My friends and I were never much good at being little girls. Afternoons were spent pulling up planks on our backyard porches to look for treasure. Nights were spent watching “Lord of the Rings” followed by mornings rampaging through our yards pretending to be off on our own adventure. Similar days were spent swapping Hobbits for Jedi and plastic swords for light sabers.
Even our grandest attempts at little girl lifestyles ended in a pathetic mess. Tea parties were soon morphed into slob parties—the goal being to make the biggest mess of the apple juice and cookies we used in place of tea and biscuits.

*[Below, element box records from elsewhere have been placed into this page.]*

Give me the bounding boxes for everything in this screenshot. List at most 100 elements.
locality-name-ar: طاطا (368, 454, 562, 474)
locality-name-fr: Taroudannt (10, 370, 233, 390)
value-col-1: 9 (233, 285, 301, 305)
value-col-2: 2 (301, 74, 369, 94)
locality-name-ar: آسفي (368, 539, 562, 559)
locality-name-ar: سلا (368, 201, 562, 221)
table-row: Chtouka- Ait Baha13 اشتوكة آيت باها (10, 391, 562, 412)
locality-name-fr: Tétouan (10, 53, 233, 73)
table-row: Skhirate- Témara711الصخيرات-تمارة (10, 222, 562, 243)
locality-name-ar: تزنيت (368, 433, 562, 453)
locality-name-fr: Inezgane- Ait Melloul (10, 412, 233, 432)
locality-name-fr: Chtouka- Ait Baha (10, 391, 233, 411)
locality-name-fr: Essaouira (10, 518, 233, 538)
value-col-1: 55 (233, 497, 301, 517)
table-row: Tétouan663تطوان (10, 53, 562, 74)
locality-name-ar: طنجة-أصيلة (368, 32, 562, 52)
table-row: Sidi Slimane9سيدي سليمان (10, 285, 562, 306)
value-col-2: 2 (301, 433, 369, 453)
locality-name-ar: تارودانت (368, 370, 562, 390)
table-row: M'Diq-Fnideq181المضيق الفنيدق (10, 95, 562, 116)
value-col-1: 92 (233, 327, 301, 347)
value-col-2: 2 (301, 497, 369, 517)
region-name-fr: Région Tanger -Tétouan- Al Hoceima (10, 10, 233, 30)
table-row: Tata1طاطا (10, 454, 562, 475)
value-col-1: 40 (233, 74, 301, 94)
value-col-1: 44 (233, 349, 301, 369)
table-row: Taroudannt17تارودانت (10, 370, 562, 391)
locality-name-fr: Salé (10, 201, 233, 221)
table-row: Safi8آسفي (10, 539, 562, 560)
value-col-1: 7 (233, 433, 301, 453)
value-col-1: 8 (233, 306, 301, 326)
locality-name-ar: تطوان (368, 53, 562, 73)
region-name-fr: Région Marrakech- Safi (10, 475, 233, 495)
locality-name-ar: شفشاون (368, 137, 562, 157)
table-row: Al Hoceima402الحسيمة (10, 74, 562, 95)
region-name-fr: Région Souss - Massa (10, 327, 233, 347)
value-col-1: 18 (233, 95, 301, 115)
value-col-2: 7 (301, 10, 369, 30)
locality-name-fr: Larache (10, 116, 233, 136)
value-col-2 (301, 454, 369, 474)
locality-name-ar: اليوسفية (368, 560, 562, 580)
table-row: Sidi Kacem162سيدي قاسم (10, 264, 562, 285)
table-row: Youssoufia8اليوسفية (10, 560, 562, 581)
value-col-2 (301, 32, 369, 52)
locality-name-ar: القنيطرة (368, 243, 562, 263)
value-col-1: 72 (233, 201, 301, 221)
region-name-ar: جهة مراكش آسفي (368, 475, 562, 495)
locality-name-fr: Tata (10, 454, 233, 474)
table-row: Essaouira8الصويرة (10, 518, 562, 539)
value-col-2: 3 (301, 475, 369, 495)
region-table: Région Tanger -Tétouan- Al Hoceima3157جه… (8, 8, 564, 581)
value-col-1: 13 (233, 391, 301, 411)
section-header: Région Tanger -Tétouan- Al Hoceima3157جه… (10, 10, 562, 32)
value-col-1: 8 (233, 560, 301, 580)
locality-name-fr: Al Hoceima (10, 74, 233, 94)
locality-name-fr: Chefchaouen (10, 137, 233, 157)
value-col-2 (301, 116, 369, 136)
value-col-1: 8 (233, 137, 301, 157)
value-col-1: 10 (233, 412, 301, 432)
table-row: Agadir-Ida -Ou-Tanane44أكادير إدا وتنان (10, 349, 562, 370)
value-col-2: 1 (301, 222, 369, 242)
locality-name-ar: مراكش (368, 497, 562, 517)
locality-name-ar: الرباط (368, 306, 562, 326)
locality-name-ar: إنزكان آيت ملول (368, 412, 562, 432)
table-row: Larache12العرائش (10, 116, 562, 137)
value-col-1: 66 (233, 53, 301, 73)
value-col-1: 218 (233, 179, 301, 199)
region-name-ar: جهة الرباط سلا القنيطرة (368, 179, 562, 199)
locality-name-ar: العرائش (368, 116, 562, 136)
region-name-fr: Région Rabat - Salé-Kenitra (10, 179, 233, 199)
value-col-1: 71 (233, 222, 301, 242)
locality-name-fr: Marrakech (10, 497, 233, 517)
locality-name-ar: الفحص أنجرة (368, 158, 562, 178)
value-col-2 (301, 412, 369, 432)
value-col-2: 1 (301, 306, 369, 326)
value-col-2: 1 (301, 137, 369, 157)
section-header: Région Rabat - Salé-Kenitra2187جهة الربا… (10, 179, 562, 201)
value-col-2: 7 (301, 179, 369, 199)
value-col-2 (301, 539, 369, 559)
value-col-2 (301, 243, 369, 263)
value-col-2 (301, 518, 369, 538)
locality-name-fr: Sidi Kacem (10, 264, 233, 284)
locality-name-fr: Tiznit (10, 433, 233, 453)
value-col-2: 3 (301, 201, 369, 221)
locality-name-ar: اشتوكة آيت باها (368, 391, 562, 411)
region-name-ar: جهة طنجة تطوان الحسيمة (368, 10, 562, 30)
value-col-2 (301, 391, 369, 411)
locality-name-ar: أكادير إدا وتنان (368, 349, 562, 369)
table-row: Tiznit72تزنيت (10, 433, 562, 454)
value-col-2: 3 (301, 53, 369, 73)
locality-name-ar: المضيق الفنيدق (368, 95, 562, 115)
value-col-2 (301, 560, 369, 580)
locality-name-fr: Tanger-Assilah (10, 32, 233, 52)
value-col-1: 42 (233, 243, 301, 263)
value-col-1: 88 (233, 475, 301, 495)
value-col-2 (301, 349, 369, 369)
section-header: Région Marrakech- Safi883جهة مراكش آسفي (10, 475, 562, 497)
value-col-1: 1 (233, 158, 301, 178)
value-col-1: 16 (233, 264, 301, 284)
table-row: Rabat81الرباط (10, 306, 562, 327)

Play dates would always morph into prank wars. There was no greater joy than inflicting some sort of lighthearted pain upon the other. Filling Pixie Sticks with salt or mixing ketchup into each other’s drinks when our backs were turned. We seemed to grasp the concept of being little boys much more readily.
Nothing much has changed.
We’re all still wreaking havoc together and we are as odd as ever. In place of running through the neighborhood defending different galaxies and worlds, we’ve adapted to digital adventures of Xbox’s Lego “Star Wars” and “Lord of the Rings.” We’ve grown out of building forts in the garage pretending it’s Mount Doom, but not all imagination is lost. We did still dress up like Ents for the midnight premiere of “The Hobbit.”
The way we go about making fools of ourselves has changed, but the art isn’t lost.
Our Friday nights are spent lounging together in sweatpants and T-shirts watching “Star Wars” marathons on Spike and playing Nintendo 64. We switch off between houses, generally ending up at whichever has the most promising amount of food. Proper etiquette requires the invited party to bring a food offering they have shamelessly stolen from their own pantry, a skill we perfected as young padawans, sneaking upstairs to steal more junk food.
Growing up, my older brother was the only definition of cool I had. I tried to emulate him in every way from his code of conduct to his musical tastes. For several years I refused to wear any type of skirt of dress. To me they were a disciplinary device designed to keep girls from climbing and hanging upside down and I couldn’t understand why they were never forced upon my brother.
I have this theory that I gradually train myself to be less and less cool. Among my closest friends we share the same oddities and nerdities that would get any of us thrown in a dumpster in a stereotypical 90s middle school sitcom. But amongst us, it’s cool. Or it’s better than being cool because being cool is boring. Why be cool when you can make a fool of yourself and have a laugh doing it?
I’m not saying I was always above it all — not at all. Late elementary school and throughout middle school I worked entirely too hard to be cool. I wore that stupid bump in my hair, took my matching Vera Bradley wallet, pencil case and bag to school everyday and you couldn’t find a single piece of clothing in my wardrobe that didn’t sport an eagle, seagull or moose somewhere obnoxiously visible.
I think it took me a long while to realize you couldn’t simply look cool and get into the club; you had to act it too. That is where all hope was lost. I never said the right thing, I never held myself in that mock-adult fashion everyone seemed to master in at age 12. The only thing I excelled at was silencing entire lunch tables with uncomfortable jokes.
I used to attempt to hide my weirdness but now I’ve given up. I think what happened was that I truly realized I just don’t care. I figured out, the weirder and stranger I was, the more I could make people laugh. Even if they were just laughing at me, it never really mattered.
I think we come to a point in our lives where we realize that the only people worth being around are the ones who, in turn, want to be around us. If my irrational immaturity and strange behavior weirds you out, that’s totally fine, we just don’t click.
My closest friends and I can make fools of ourselves together. The people who mock us or call us crazy are the kind of people we don’t want to be around. We’d rather them think us crazy. If we’ll never be friends anyway, why not leave an impression?
I like to think of ourselves as adding a little color to someone’s day. Last summer, we kept a variety of hats: a coonskin cap, a pink Corn Palace cowgirl hat and a tree hat, in the car at all times, along with a vuvuzela. We would each don one of the hats every time we drove around and sporadically blow the horn out the window at people walking by and outdoor restaurants that appeared to need livening up. Even if people only snarl at us, we’ve made their day a little less ordinary.
Most people would say what we do on a daily basis is embarrassing, but it doesn’t really matter what the random dude in the car next to me thinks of our violent interpretive dancing. Does it matter what the cashier thinks of the USB cable I wore around my head into Hen House? No. ‘Cause in the end, I’ll never see them again in my life and who knows, every now and then you get someone who will dance back to you or compliment your eclectic headpiece.
I think one of the main reasons I love being so shamelessly strange is its a simple way to find the good humored people of the world. Its like a signal; send it out and see if any other weirdies respond. When it comes down to it, the people whose opinion I truly care about are the ones who play along.